Unfortunately, when it comes to property tax reform, state legislators, local elected officials and the state administration are embarking upon a journey into uncharted territories. They need a map as to how to proceed.
Recently, I attended the "Black Sunday" rally held on the steps of Monument Circle and the Statehouse in Indianapolis. During the rally, I heard many shocking horror stories from Marion County residents. These stories were similar to others I had heard when the tax bills were mailed out in Vanderburgh County.
In the summer of 2004, several local elected officials joined members of the state Legislature in what was called a Property Tax Replacement Study Committee to examine the issue of property tax relief. Through the summer, I traveled to Indianapolis several times to monitor these discussions and once made personal remarks urging legislators to "first, do no harm" with respect to taxpayers at the local level. Unfortunately, after months of serious conversations, little in the way of substantive tax reform proposals came out of the committee.

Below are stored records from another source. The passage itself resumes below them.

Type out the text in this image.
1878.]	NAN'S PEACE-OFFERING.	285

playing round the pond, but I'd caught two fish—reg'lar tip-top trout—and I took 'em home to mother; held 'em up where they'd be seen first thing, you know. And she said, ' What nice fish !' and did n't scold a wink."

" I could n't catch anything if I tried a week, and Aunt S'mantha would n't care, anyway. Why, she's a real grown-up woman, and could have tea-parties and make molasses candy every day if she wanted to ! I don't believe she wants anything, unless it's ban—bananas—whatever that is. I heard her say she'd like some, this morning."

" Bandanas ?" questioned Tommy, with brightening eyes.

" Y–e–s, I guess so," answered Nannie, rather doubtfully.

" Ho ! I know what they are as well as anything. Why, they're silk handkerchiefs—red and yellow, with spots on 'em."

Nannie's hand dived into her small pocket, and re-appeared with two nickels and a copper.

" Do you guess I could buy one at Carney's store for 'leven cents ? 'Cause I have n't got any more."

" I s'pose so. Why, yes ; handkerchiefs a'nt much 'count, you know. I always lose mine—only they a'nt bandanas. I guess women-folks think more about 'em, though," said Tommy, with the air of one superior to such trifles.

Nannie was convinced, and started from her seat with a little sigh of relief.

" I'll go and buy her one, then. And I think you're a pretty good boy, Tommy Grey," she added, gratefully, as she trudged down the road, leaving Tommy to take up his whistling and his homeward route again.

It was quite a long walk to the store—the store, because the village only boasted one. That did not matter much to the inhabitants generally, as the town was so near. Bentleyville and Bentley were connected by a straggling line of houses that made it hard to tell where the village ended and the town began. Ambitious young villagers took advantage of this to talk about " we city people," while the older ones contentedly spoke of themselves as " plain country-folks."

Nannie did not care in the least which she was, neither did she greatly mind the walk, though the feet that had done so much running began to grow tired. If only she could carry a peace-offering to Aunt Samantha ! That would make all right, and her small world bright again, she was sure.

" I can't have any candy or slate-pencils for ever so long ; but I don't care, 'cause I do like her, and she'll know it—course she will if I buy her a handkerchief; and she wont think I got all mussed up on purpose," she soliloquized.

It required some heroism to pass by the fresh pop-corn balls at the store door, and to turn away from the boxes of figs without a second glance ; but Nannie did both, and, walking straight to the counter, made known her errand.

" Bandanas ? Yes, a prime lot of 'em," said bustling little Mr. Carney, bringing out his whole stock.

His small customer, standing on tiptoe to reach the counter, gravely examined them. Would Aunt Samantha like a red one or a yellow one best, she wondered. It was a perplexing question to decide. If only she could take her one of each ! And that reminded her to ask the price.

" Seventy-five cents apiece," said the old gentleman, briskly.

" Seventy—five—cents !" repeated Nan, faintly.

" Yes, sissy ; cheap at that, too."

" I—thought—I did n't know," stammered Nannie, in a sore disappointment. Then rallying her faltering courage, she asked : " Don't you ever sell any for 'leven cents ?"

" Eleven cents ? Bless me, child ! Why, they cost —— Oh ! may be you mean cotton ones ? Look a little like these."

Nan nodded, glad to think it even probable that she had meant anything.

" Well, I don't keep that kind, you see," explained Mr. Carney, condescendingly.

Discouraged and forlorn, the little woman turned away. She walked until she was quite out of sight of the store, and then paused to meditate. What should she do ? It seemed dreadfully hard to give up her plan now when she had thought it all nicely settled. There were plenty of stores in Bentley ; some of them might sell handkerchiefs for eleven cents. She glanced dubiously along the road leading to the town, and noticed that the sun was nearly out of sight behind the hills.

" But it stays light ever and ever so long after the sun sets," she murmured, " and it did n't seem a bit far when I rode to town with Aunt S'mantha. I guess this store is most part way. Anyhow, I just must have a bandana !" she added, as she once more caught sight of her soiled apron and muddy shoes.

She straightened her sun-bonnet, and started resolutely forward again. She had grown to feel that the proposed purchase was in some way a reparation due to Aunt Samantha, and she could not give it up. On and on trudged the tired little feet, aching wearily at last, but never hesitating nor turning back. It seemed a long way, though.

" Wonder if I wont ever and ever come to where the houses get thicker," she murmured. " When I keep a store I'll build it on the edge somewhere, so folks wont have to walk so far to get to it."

This past year, the General Assembly apparently agonized over the property tax situation, seeing an across-the-board increase of some 24 percent for all taxpayers in the state. The 11th-hour solution of placing slot machines at two horse racing tracks in central Indiana hardly passes for serious tax policy.

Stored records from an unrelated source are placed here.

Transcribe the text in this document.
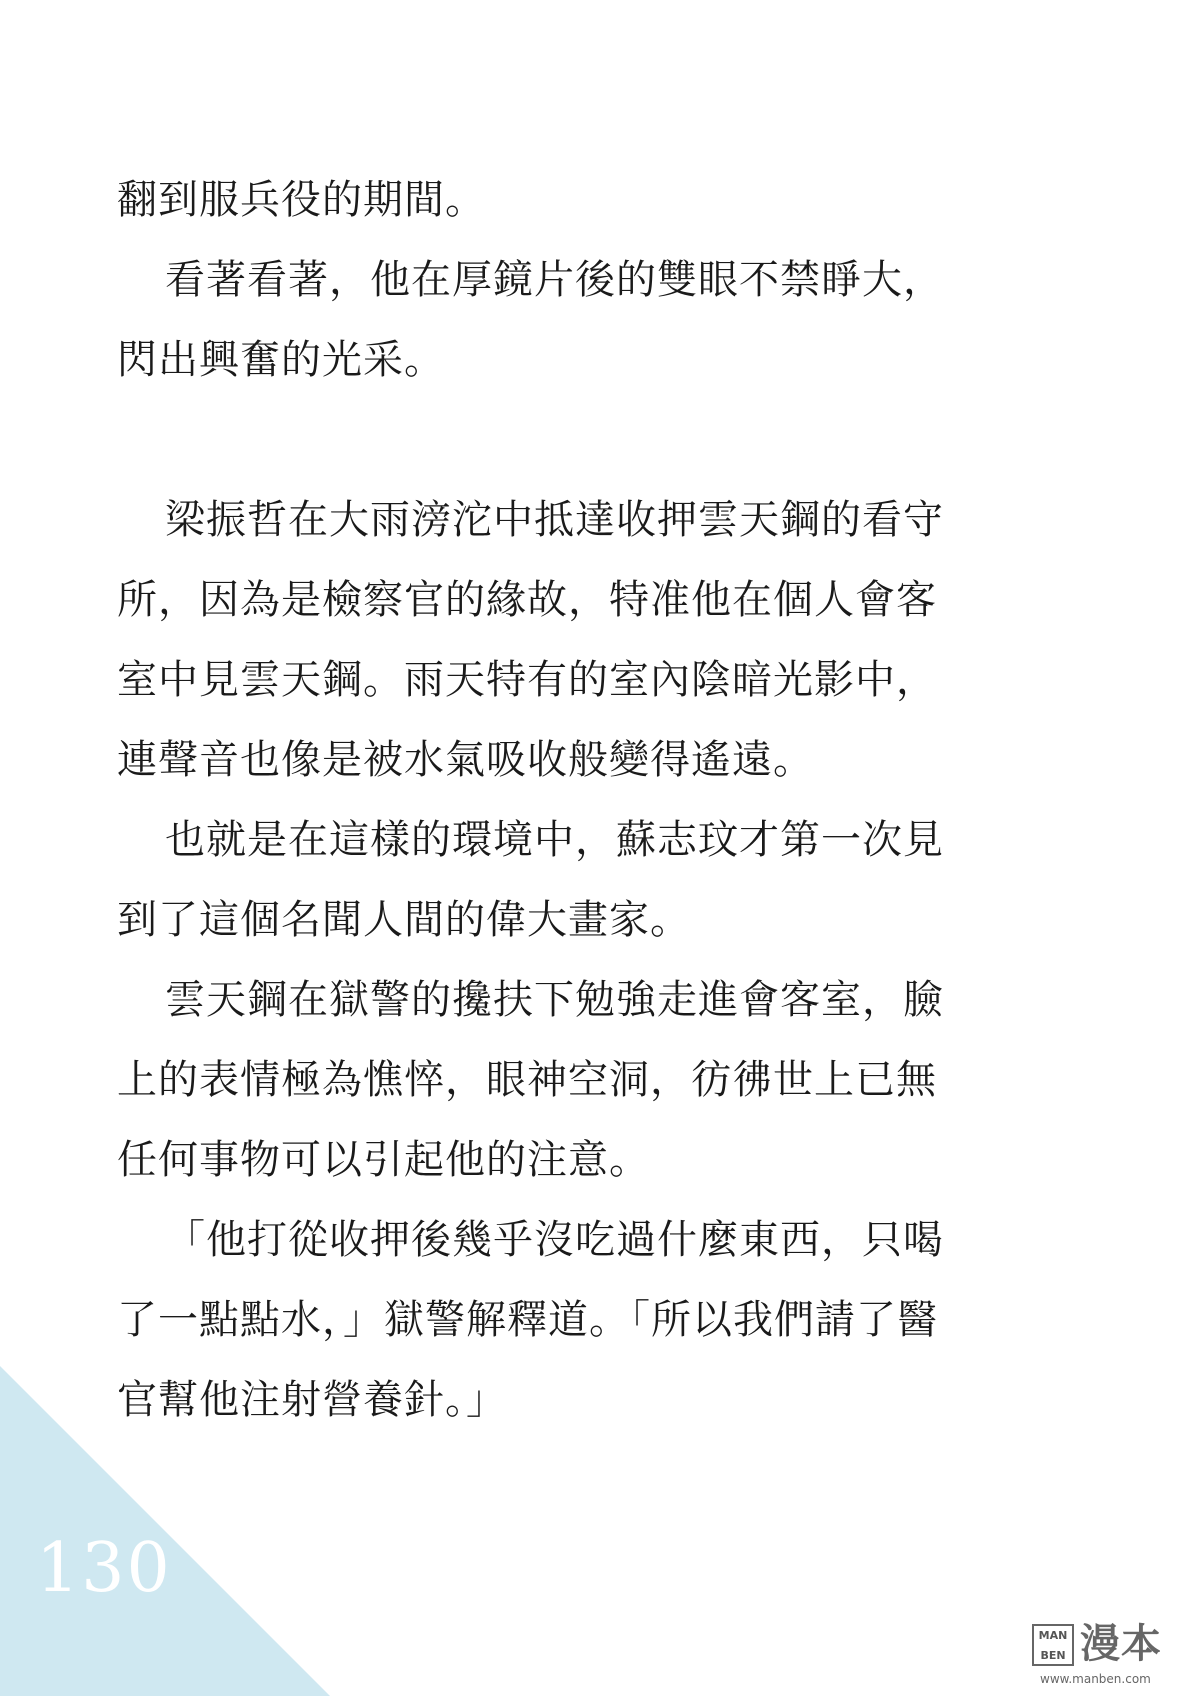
130
翻到服兵役的期間。
看著看著，他在厚鏡片後的雙眼不禁睜大，
閃出興奮的光采。
梁振哲在大雨滂沱中抵達收押雲天鋼的看守
所，因為是檢察官的緣故，特准他在個人會客
室中見雲天鋼。雨天特有的室內陰暗光影中，
連聲音也像是被水氣吸收般變得遙遠。
也就是在這樣的環境中，蘇志玟才第一次見
到了這個名聞人間的偉大畫家。
雲天鋼在獄警的攙扶下勉強走進會客室，臉
上的表情極為憔悴，眼神空洞，彷彿世上已無
任何事物可以引起他的注意。
「他打從收押後幾乎沒吃過什麼東西，只喝
了一點點水，」獄警解釋道。「所以我們請了醫
官幫他注射營養針。」
MAN
BEN 漫本
www.manben.com
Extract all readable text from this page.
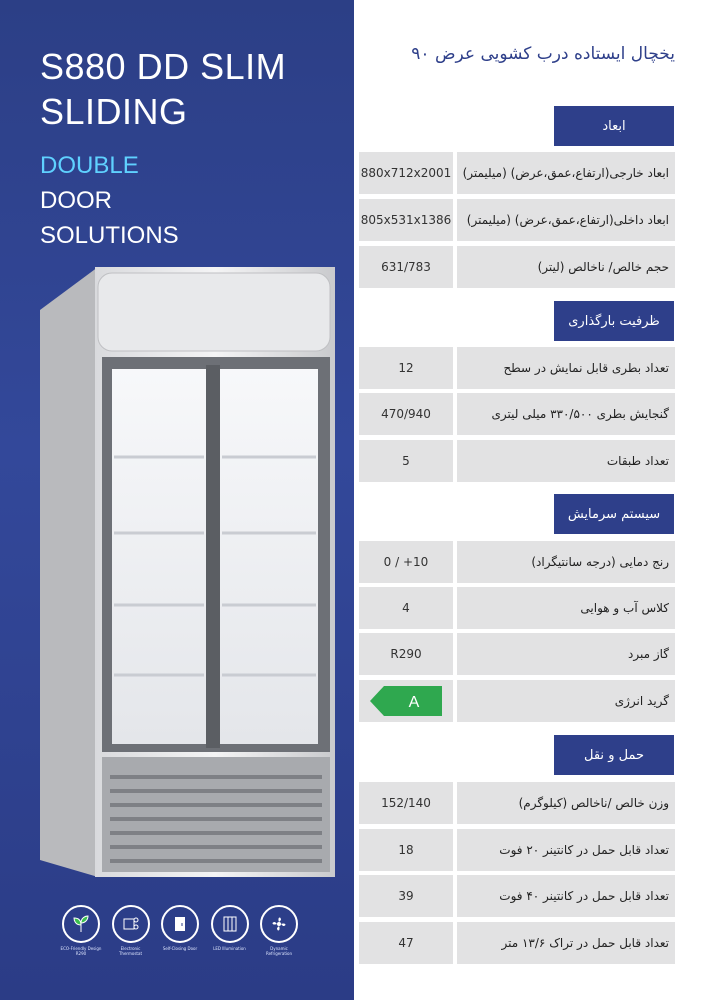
S880 DD SLIM
SLIDING
DOUBLE
DOOR
SOLUTIONS
ECO-Friendly Design R290
Electronic Thermostat
Self-Closing Door	LED Illumination	Dynamic Refrigeration
یخچال ایستاده درب کشویی عرض ۹۰
ابعاد
880x712x2001 ابعاد خارجی(ارتفاع،عمق،عرض) (میلیمتر)
805x531x1386	ابعاد داخلی(ارتفاع،عمق،عرض) (میلیمتر)
631/783	حجم خالص/ ناخالص (لیتر)
ظرفیت بارگذاری
12	تعداد بطری قابل نمایش در سطح
470/940	گنجایش بطری ۳۳۰/۵۰۰ میلی لیتری
5	تعداد طبقات
سیستم سرمایش
0 / +10	رنج دمایی (درجه سانتیگراد)
4	کلاس آب و هوایی
R290	گاز مبرد
A	گرید انرژی
حمل و نقل
152/140	وزن خالص /ناخالص (کیلوگرم)
18	تعداد قابل حمل در کانتینر ۲۰ فوت
39	تعداد قابل حمل در کانتینر ۴۰ فوت
47	تعداد قابل حمل در تراک ۱۳/۶ متر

This past April, my mother and I received a "Comparison of Levied Tax" statement from the Vanderburgh County treasurer's office for the home in which I reside. The report showed that under the new trending formula used for figuring property tax liability, our house has been reassessed at $110,200 from $84,300 the previous year. With the requisite changes in the tax rate, our total tax liability has grown from $595.44 in 2005 to $933.88 this year, a 56.8 percent increase. However, from what I heard at the rally, these increases are modest compared with what others have experienced.

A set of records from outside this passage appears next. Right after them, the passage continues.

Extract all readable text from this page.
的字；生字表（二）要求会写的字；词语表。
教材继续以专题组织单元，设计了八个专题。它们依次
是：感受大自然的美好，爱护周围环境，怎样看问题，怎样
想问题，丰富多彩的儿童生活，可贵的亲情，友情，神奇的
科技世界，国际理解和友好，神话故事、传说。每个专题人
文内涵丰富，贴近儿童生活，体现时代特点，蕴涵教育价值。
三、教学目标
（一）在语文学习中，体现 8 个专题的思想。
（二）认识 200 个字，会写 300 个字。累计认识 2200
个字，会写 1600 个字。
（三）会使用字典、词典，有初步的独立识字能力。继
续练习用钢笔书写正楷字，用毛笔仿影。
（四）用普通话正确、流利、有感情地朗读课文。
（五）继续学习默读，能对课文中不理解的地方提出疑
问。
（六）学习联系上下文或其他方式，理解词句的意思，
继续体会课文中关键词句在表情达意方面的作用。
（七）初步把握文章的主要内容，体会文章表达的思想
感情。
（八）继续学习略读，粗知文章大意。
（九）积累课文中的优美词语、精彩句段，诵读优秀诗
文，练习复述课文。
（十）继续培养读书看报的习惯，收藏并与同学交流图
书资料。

According to the Vanderburgh County assessor's office, we are not alone in our concerns. More than 9,100 Vanderburgh County residents are appealing their new assessments under the new formula. Likewise, many people I have talked with have repeatedly stated that they believed the entire tax structure is way too complicated for the average person to comprehend. Many of my members are senior citizens on fixed incomes, and these enormous tax increases impose an unfair burden upon them when their home represents the largest tangible financial investment they own. Since we do not use means testing or an ability-to-pay standard with property taxes, the current tax policy seems exceedingly unfair to seniors and retirees.
Conversely, local elected officials are equally concerned about the constraints imposed upon them by state law, and they worry daily about future financial obligation with the inadequate revenue sources to finance local government. But they also deserve much of the blame — in recent years, the Evansville-Vanderburgh School Corp. and the city administration have spent and borrowed money as if there were no tomorrow, even to the extent of the school corporation borrowing tens of millions in tax anticipation warrants against future tax receipts just to pay the bills.
With this as a backdrop, the Vanderburgh County Taxpayers Association is asking Gov. Mitch Daniels to consider appointing a bipartisan blue ribbon commission — different from the one he created to study restructuring of local government — of business leaders, academics, representatives of organized labor and elected officials to revisit the topic of property tax reform for Indiana residents.
Similar in design and concept to the commission empanelled to study military base closures several years ago at the federal level, the goal of such a panel would be to come up with a menu of specific legislative options that could be considered by the General Assembly.
Why do we need such a panel? From past performance, it is obvious the General Assembly has become institutionally incapable of delivering real property tax reform in a manner that is fair and equitable.
During a typical session — surrounded by legions of lobbyists, attorneys, bond counsels, local elected officials — the leadership of both parties and individual members are constantly bending and adjusting various aspects of the tax code to benefit special interests.
With years of tinkering on the margins, they have created a monstrous revenue structure that delivers huge inequities and outmoded subsidies for the well connected at the expense of low- and moderate-income people. With the latest round of reassessments, they are now hitting upper-income people who have never experienced such exorbitant increases.
The increased taxes are also affecting the ability of people to sell their homes compared with similar properties in neighboring counties.
The long-term economic fallout of a revenue structure that places such a heavy burden upon homeowners, vis a vis other categories of taxpayers, should be obvious.
What must potential employers possibly interested in locating major production facilities in the state think when they see thousands of angry property tax protesters marching in the streets of the state capital?
Any tax system that penalizes people for doing the right thing in the long term is politically unsustainable.
With nearly half of all the tax bills in the state yet to be sent out by local county assessors, the cries for property tax reform will no doubt be heard for many months to come.
The time is now for Daniels to act.
Let's hope he looks favorably upon the proposal we are suggesting.
David Coker is president of the Vanderburgh County Taxpayers Association.